Это был первый день рождения, в который я — точно помню, что, — плакал. Еще я плакал, когда в свой день рождения, 25 ноября, узнал о смерти Фредди Меркюри. Но это случилось значительно позже, я уже был взрослым человеком и алкоголиком…
А школу я закончил с серебряной медалью.
Наш первый дом в Кургане — пятиэтажка в конце улицы, мы жили на четвертом этаже. Иногда во дворе дрались пьяные взрослые парни. На скамейках у подъездов сидели компании трудных подростков, и моя сестра там у кого–то сидела на коленях. Дома ее били ремнем. Меня ремнем не били.
Помню, летом прошел дождь, все сияло, и я — мне еще не было десяти тогда, — в одних плавках бегал по лужам, на виду у всего дома. Бегал и разбрызгивал воду голыми ногами, мне было так весело.
Отцы наши были еще молоды: друзья родителей, дядья… Однажды они вышли во двор и по нескольким поводам подрались там с парнями. Я смотрел с балкона. У одного из парней, схватившего было камень, этот камень успели выбить из рук: наверное, у него не было моей детской решимости, и он уже знал, что такое убийство…
Отцы победили тогда, да как убедительно: приехала милиция, и их забрали (правда, ненадолго). Помню, дядя Саша был в цветастой нейлоновой рубашке, и милицейские крутили ему руки за спину: руки были сильные и загорелые.
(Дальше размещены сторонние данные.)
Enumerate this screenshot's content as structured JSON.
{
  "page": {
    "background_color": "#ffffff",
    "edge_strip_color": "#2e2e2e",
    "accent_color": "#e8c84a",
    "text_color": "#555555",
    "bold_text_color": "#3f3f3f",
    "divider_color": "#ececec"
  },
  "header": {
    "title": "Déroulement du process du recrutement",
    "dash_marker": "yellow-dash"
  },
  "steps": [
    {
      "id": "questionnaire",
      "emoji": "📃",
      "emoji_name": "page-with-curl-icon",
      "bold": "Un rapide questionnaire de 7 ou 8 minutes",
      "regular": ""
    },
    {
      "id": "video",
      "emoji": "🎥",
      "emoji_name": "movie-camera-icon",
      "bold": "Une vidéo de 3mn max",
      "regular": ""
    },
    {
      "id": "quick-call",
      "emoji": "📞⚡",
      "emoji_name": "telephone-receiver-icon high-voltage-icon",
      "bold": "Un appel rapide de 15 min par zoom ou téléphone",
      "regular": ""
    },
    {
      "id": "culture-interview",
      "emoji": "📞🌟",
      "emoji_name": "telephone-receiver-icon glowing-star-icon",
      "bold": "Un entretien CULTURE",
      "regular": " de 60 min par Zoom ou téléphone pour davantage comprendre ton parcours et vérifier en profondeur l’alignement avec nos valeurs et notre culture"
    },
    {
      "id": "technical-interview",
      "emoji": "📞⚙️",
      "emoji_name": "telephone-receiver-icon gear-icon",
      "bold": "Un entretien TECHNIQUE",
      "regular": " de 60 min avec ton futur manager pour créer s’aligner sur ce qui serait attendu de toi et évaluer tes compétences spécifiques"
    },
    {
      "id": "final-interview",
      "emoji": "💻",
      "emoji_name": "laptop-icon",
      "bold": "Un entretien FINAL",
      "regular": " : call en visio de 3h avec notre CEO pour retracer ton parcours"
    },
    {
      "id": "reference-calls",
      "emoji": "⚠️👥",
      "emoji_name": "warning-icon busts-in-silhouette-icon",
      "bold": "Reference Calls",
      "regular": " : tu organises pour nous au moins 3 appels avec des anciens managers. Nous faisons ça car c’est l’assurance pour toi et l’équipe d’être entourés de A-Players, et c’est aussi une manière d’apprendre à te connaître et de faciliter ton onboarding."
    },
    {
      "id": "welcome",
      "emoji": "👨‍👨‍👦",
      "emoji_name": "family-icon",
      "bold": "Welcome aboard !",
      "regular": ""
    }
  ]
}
А дядя Юра как–то по недоразумению прихлопнул мне пальцы автомобильной дверцей, и я был «белый как простыня», сказала мама. Но все равно, жизнь у нас была общая, мы очень часто съезжались семьями, дружили; сейчас этого нет, потому что они все стали старые, у них внуки, маленькие пенсии, золотые зубы… Что же до моих двоюродных братьев и сестер, то они всегда были вместе — без меня. Не знаю, кто кого интересовал меньше. Нас вечно ссаживали в одной комнате, будто кошек или черепашек, чтобы мы принюхались друг к дружке и пообвыкли, но я так и не пообвык до сих пор, а теперь уже поздно. Однако первый поцелуй в губы мне подарила двоюродная сестра, Леночка, мне было меньше, чем Ромео, ей — меньше, чем Джульетте, о чем еще мы могли мечтать?
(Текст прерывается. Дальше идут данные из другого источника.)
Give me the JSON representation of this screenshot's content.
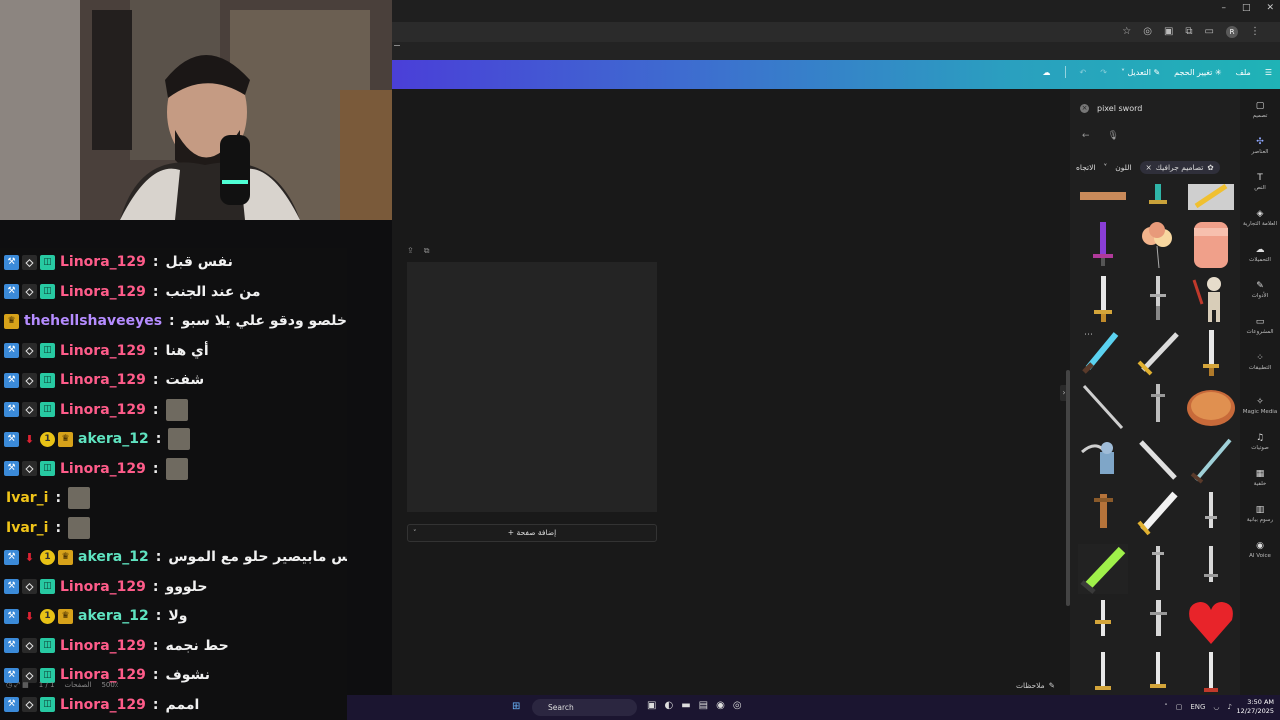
{
  "browser": {
    "window_controls": [
      "–",
      "□",
      "✕"
    ],
    "toolbar_icons": [
      "star-icon",
      "eye-icon",
      "extension-icon",
      "puzzle-icon",
      "split-icon"
    ],
    "profile_initial": "R"
  },
  "canva_header": {
    "menu_label": "ملف",
    "resize_label": "تغيير الحجم",
    "edit_label": "التعديل"
  },
  "editor": {
    "add_page_label": "+ إضافة صفحة",
    "notes_label": "ملاحظات"
  },
  "side_panel": {
    "search_value": "pixel sword",
    "filter_chip_label": "تصاميم جرافيك",
    "color_filter_label": "اللون",
    "direction_filter_label": "الاتجاه"
  },
  "right_nav": [
    {
      "icon": "design-icon",
      "label": "تصميم",
      "active": false
    },
    {
      "icon": "elements-icon",
      "label": "العناصر",
      "active": true
    },
    {
      "icon": "text-icon",
      "label": "النص",
      "active": false
    },
    {
      "icon": "brand-icon",
      "label": "العلامة التجارية",
      "active": false
    },
    {
      "icon": "uploads-icon",
      "label": "التحميلات",
      "active": false
    },
    {
      "icon": "tools-icon",
      "label": "الأدوات",
      "active": false
    },
    {
      "icon": "projects-icon",
      "label": "المشروعات",
      "active": false
    },
    {
      "icon": "apps-icon",
      "label": "التطبيقات",
      "active": false
    },
    {
      "icon": "magic-media-icon",
      "label": "Magic Media",
      "active": false
    },
    {
      "icon": "audio-icon",
      "label": "صوتيات",
      "active": false
    },
    {
      "icon": "background-icon",
      "label": "خلفية",
      "active": false
    },
    {
      "icon": "charts-icon",
      "label": "رسوم بيانية",
      "active": false
    },
    {
      "icon": "ai-voice-icon",
      "label": "AI Voice",
      "active": false
    }
  ],
  "chat": {
    "messages": [
      {
        "user": "Linora_129",
        "color": "#ff5c8a",
        "badges": [
          "mod",
          "vip",
          "sub"
        ],
        "text": "نفس قبل",
        "emote": false
      },
      {
        "user": "Linora_129",
        "color": "#ff5c8a",
        "badges": [
          "mod",
          "vip",
          "sub"
        ],
        "text": "من عند الجنب",
        "emote": false
      },
      {
        "user": "thehellshaveeyes",
        "color": "#b58cff",
        "badges": [
          "crown"
        ],
        "text": "خلصو ودقو علي يلا سبو",
        "emote": false
      },
      {
        "user": "Linora_129",
        "color": "#ff5c8a",
        "badges": [
          "mod",
          "vip",
          "sub"
        ],
        "text": "أي هنا",
        "emote": false
      },
      {
        "user": "Linora_129",
        "color": "#ff5c8a",
        "badges": [
          "mod",
          "vip",
          "sub"
        ],
        "text": "شفت",
        "emote": false
      },
      {
        "user": "Linora_129",
        "color": "#ff5c8a",
        "badges": [
          "mod",
          "vip",
          "sub"
        ],
        "text": "",
        "emote": true
      },
      {
        "user": "akera_12",
        "color": "#5fe3c0",
        "badges": [
          "mod",
          "down",
          "one",
          "crown"
        ],
        "text": "",
        "emote": true
      },
      {
        "user": "Linora_129",
        "color": "#ff5c8a",
        "badges": [
          "mod",
          "vip",
          "sub"
        ],
        "text": "",
        "emote": true
      },
      {
        "user": "Ivar_i",
        "color": "#f0c419",
        "badges": [],
        "text": "",
        "emote": true
      },
      {
        "user": "Ivar_i",
        "color": "#f0c419",
        "badges": [],
        "text": "",
        "emote": true
      },
      {
        "user": "akera_12",
        "color": "#5fe3c0",
        "badges": [
          "mod",
          "down",
          "one",
          "crown"
        ],
        "text": "احس مابيصير حلو مع الموس",
        "emote": false
      },
      {
        "user": "Linora_129",
        "color": "#ff5c8a",
        "badges": [
          "mod",
          "vip",
          "sub"
        ],
        "text": "حلووو",
        "emote": false
      },
      {
        "user": "akera_12",
        "color": "#5fe3c0",
        "badges": [
          "mod",
          "down",
          "one",
          "crown"
        ],
        "text": "ولا",
        "emote": false
      },
      {
        "user": "Linora_129",
        "color": "#ff5c8a",
        "badges": [
          "mod",
          "vip",
          "sub"
        ],
        "text": "حط نجمه",
        "emote": false
      },
      {
        "user": "Linora_129",
        "color": "#ff5c8a",
        "badges": [
          "mod",
          "vip",
          "sub"
        ],
        "text": "نشوف",
        "emote": false
      },
      {
        "user": "Linora_129",
        "color": "#ff5c8a",
        "badges": [
          "mod",
          "vip",
          "sub"
        ],
        "text": "اممم",
        "emote": false
      }
    ]
  },
  "status_bar": {
    "pages": "1 / 1",
    "pages_label": "الصفحات",
    "zoom": "500٪"
  },
  "taskbar": {
    "search_label": "Search",
    "lang": "ENG",
    "time": "3:50 AM",
    "date": "12/27/2025"
  }
}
— А давай поцелуемся, — сказал я, наклоняясь над ней.
— Нет, — сказала она и закрыла глаза.
Помню, что поцелуй был сладкий и светлый, но тогда я был разочарован: книжный мальчик, я ждал водоворота, безумия… Скоро она ушла, и я закрыл за нею дверь, и сколько раз потом женщины так улыбались мне, когда я закрывал за ними дверь… Я думаю, эти улыбки — лучшее, что бывает между мужчиной и женщиной. Поэтому их нужно сразу запивать стаканом чая.
Да, классу к девятому я очень полюбил пить чай. Из огромной кружки с трещиной, вечером, на кухне, сидя у стены. Родные спотыкались о мои вытянутые ноги и ворчали. Я чаевничал часами. Как позднее понял, это заменяло мне курение.
Перечислять все любови и влюбленности той поры не вижу смысла, скучно: по большому счету, ничего святого там не было.
И ничего страшного.
Всегда был романтиком и всегда боялся быть романтичным. Иногда, очень редко, совершал романтичные поступки, но очень их стыдился. Совершал и грязные поступки, которых стыжусь теперь. Но теперь, однако, я понял, что поступок — не есть случайность, поступок — это частный случай всего твоего образа жизни. Поэтому, совершая грязные или романтичные (порой это совпадает) поступки, я их больше не стыжусь, потому что знаю, что делаю. Стыдиться можно лишь себя, но не значит ли это — поступаться собой?..
Я не стыжусь своего настоящего и себя настоящего, и это, наверное, единственное, что вам следует знать о моей совести.
Это же не исповедь, в конце концов. Это роман. Роман с самим собой.
— А кому он тогда интересен? — спросите вы.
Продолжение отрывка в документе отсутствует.